Dollar Tree Tape Measure Antenna
I promise I'm not at the Dollar Tree buying stuff all the time. Mostly I use them to purchase balloons or streamers for birthday parties. But when I am there, I always check to see if I can find anything to make an antenna with. This last time I was there, I noticed that they had 25' tape measures. I picked up two and added them to my purchase.
The idea for a tape measure dipole isn't novel. Heck, it's not even that creative, really. It's a dipole after all, the type of antenna that we should all be making more frequently. One nice tape measure dipole build can be found here:
Of course, the version above was made to last, with durable components nicely arranged. It set them back $26 just for the tape measures--that's $38.34 in 2024 dollars, for those of you who care about inflation. Add in the really nice aluminum channels, the fasteners and everything else, and you're looking at a DIY dipole that would cost more than $60 easily.
The one thing I'm not overly fond of in their design is the connection between the SO-239 and the tapes. While it may work electrically, it just doesn't seem as sturdy as the rest of the build. The issue, of course, is that they set their tape measures in the center, rather than at the ends (is that better? Will it change the signal to do it that way vs. having the unused tape at the ends? I have no idea, email me if you know!). This meant they didn't have a lot of options.
For my build, I decided to connect to the ends of the tape measures, and have them pull out from the center. This allows a more sturdy connection, as you'll see. I had everything on-hand but the tape measures. The part used were:
- 2x Dollar Tree tape measures ($2.50 total)
- a SO-239 connector (~$1.00)
- two bits of stranded 14AWG wired (practically free)

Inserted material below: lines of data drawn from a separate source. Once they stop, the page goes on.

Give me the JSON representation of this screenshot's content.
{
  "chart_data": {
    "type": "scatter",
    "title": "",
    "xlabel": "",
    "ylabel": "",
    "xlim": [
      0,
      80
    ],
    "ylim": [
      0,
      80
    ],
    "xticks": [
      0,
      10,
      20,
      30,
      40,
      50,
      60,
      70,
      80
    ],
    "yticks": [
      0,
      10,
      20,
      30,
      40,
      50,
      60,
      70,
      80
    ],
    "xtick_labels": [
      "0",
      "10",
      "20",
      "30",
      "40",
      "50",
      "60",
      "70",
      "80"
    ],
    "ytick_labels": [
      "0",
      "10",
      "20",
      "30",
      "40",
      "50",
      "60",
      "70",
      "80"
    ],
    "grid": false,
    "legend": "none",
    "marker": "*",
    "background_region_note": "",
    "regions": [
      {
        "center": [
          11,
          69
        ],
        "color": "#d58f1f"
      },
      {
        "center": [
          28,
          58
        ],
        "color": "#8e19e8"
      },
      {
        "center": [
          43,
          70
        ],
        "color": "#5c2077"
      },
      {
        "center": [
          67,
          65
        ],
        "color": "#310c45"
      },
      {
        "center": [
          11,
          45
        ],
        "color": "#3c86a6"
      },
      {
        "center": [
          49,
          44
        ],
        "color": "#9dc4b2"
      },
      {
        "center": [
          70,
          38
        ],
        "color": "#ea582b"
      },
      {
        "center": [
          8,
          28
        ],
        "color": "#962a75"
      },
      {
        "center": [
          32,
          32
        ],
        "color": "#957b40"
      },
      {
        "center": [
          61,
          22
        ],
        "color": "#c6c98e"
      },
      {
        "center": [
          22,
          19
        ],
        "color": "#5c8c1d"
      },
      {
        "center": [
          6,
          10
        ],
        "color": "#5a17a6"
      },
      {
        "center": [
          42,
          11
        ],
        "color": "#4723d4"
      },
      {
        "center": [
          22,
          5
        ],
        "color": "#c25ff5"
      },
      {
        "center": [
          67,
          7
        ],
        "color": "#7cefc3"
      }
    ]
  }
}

- a couple connectors, a nut and bolt, solder (pennies, really)
The whole thing went together in a matter of minutes. The process was:
- Measure and snip the ends, then bend snipped portion up, to create tabs/terminals for connecting the wires.

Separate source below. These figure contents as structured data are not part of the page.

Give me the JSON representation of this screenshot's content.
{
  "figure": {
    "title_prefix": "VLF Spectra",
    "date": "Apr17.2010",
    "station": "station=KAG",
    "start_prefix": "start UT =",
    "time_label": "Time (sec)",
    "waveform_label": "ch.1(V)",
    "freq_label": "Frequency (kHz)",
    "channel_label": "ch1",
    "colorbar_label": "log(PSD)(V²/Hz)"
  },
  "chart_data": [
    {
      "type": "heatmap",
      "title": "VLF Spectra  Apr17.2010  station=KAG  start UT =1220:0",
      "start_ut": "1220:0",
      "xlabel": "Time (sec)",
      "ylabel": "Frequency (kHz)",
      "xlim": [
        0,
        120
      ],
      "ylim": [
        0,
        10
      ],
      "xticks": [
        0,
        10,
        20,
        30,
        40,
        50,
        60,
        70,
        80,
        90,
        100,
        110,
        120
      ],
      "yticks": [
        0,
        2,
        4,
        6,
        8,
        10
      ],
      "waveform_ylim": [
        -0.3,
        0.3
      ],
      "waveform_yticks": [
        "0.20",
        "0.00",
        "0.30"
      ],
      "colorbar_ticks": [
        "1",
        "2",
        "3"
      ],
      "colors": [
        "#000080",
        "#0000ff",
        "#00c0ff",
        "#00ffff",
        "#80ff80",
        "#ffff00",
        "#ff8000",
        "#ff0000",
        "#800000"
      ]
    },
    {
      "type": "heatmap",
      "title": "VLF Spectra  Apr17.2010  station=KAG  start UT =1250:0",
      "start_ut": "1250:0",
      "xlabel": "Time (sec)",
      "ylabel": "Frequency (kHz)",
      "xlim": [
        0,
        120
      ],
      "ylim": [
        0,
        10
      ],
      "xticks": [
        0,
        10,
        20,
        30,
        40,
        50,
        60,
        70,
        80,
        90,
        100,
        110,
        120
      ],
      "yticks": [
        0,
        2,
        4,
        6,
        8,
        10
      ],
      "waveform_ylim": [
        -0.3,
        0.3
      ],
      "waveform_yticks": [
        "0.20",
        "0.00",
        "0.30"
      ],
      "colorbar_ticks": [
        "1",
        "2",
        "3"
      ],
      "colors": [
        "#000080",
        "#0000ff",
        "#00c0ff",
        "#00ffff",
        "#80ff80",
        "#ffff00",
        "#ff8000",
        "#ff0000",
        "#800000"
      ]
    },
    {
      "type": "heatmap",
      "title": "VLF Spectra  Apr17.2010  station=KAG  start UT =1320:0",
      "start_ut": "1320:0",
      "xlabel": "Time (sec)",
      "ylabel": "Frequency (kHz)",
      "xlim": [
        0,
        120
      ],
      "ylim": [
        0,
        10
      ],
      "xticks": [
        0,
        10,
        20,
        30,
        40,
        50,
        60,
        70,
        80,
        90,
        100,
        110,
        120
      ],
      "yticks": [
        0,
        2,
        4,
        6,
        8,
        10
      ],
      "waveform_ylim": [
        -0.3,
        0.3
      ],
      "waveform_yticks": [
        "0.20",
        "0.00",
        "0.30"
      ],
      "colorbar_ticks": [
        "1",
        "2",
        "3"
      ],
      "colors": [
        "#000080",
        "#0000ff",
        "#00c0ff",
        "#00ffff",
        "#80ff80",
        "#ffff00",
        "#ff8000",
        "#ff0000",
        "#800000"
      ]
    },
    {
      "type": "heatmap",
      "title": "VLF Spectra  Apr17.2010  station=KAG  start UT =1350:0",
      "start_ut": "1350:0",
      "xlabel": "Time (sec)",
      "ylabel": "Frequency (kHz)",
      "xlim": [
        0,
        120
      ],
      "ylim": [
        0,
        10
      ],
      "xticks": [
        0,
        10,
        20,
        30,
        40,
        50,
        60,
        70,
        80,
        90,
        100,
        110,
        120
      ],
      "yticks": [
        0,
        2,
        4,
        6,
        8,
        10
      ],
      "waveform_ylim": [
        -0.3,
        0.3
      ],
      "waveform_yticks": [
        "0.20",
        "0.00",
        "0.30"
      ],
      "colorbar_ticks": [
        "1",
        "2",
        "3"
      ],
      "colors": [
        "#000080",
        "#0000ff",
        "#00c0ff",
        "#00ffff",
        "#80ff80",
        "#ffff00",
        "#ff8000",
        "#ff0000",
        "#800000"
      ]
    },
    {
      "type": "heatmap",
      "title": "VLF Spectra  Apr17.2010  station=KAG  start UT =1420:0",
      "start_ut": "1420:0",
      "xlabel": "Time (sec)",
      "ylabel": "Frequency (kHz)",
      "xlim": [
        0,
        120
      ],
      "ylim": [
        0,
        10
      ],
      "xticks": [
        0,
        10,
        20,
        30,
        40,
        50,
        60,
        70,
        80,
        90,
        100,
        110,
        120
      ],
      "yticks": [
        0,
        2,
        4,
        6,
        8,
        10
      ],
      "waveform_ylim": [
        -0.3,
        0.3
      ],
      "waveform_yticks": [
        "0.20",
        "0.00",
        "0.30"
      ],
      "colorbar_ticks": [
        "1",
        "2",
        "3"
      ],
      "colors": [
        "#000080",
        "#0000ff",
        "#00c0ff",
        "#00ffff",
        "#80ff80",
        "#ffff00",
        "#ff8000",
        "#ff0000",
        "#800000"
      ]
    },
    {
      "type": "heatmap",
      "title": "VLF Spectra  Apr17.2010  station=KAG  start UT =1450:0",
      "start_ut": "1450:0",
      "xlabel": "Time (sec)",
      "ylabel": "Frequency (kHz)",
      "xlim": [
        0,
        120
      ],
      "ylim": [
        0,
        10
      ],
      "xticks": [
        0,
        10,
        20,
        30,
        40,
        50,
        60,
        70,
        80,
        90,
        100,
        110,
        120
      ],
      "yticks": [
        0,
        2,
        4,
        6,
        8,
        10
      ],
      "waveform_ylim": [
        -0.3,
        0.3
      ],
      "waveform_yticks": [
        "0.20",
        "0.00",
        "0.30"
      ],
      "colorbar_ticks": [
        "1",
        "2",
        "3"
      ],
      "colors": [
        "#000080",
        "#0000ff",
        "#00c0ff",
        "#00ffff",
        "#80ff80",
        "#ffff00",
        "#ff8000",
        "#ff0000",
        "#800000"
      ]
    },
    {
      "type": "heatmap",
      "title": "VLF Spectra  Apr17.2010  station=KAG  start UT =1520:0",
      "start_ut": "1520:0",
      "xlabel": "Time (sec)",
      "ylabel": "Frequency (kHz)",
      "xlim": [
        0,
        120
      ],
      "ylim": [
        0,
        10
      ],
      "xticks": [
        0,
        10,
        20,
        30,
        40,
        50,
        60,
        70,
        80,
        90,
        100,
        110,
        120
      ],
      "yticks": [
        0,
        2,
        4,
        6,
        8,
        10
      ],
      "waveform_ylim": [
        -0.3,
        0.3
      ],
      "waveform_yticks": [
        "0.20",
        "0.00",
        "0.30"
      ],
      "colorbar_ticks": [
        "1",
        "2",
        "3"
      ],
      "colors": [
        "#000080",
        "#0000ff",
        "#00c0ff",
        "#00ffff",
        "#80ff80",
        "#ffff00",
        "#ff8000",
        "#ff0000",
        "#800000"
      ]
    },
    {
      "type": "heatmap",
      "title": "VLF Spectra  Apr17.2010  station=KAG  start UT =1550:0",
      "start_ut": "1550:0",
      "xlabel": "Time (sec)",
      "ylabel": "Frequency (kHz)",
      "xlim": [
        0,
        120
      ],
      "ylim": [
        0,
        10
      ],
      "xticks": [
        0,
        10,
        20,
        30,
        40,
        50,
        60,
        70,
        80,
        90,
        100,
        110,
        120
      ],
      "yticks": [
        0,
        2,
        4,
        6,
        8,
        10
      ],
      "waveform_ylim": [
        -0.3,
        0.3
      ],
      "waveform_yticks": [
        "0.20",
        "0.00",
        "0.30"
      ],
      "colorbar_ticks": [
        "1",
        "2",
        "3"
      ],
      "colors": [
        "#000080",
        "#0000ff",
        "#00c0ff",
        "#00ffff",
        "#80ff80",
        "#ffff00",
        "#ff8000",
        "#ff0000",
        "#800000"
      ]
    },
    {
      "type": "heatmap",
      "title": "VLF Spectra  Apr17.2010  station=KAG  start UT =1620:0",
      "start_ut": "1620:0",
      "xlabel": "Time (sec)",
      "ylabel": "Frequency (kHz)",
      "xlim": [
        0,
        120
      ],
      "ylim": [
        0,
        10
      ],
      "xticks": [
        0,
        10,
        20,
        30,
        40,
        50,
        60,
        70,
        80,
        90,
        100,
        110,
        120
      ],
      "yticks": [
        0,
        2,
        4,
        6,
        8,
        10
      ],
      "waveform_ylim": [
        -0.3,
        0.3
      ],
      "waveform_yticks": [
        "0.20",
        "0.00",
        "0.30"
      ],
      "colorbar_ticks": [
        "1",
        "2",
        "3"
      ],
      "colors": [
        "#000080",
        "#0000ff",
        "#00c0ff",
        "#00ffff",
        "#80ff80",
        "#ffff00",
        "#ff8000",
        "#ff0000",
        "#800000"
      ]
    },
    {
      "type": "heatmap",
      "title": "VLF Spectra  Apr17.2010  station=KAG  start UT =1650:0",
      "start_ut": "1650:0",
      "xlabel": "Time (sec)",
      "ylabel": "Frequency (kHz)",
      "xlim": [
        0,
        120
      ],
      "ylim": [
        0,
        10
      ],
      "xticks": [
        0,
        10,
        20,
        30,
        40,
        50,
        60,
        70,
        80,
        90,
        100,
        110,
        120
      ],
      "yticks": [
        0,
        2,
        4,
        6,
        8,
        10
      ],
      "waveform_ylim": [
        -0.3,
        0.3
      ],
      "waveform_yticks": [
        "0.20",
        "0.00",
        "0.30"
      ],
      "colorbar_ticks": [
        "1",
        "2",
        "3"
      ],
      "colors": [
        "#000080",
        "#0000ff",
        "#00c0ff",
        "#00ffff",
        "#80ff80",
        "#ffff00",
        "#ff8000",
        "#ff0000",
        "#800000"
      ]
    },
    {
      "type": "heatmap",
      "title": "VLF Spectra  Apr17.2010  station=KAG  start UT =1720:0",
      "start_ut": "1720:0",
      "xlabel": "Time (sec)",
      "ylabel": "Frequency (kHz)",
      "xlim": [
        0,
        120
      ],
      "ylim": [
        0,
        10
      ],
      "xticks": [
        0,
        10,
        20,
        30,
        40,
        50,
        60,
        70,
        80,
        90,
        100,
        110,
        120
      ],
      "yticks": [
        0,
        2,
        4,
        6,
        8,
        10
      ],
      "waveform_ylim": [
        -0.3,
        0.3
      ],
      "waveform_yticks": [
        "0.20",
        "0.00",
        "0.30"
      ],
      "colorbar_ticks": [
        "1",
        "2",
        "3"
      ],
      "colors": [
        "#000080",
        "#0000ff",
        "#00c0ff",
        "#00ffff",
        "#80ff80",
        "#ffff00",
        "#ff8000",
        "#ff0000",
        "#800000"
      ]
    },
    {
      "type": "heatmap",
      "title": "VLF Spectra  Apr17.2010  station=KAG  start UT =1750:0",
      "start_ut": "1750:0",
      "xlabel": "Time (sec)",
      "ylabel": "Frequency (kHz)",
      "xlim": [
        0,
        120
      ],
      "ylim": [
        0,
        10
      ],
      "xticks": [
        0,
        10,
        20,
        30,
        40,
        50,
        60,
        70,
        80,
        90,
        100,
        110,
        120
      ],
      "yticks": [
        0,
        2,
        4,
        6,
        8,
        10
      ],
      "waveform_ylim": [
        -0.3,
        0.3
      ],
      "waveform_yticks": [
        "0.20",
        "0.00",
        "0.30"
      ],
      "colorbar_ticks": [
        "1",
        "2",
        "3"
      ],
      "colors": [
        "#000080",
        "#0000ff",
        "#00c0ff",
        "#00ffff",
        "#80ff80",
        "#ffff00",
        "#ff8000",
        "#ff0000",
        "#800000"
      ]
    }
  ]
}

- File off the paint and solder the rivets holding the end on the tape measure (we want a good connection).
- Solder up the wire bits and SO-239 connector.
- Attach everything up--done.
This thing deployed in about two minutes, under the eave of my house. Granted, I already have a dipole there, so I had a place to hang this one ready to go. The tape measures have fabric straps built-in, which I used to hang on the hooks. It was pretty handy, of course, to be able to measure out the legs with... the legs themselves. The SO-239 has some spare holes around the edges that I could have used to relieve stress from the quick-disconnect tabs, but I didn't bother. They were on there real tight, and held up to the strain fine while I was testing
I set my legs both at about 16'5". My G90 (which I believe will tune 10:1) was able to tune that on 20m, 30m, and 40m without a problem. Seriously, if you've not used a G90's tuner, don't start, it'll ruin you for all other internal tuners. It was about noon, so bands weren't excellent. I transmitted 12w on 20m and 30m, and 6w on 40m, with the results you see in the photo up top.
For the time and effort involved, this thing beats the pants off my Dollar Tree broomstick antenna. Of course, it takes a lot more space than the broomstick vertical. The Dollar Tree tape measures are what you'd expect, and I wouldn't plan on them lasting very long. All things considered, this was fun and fast DIY to do and the results were great!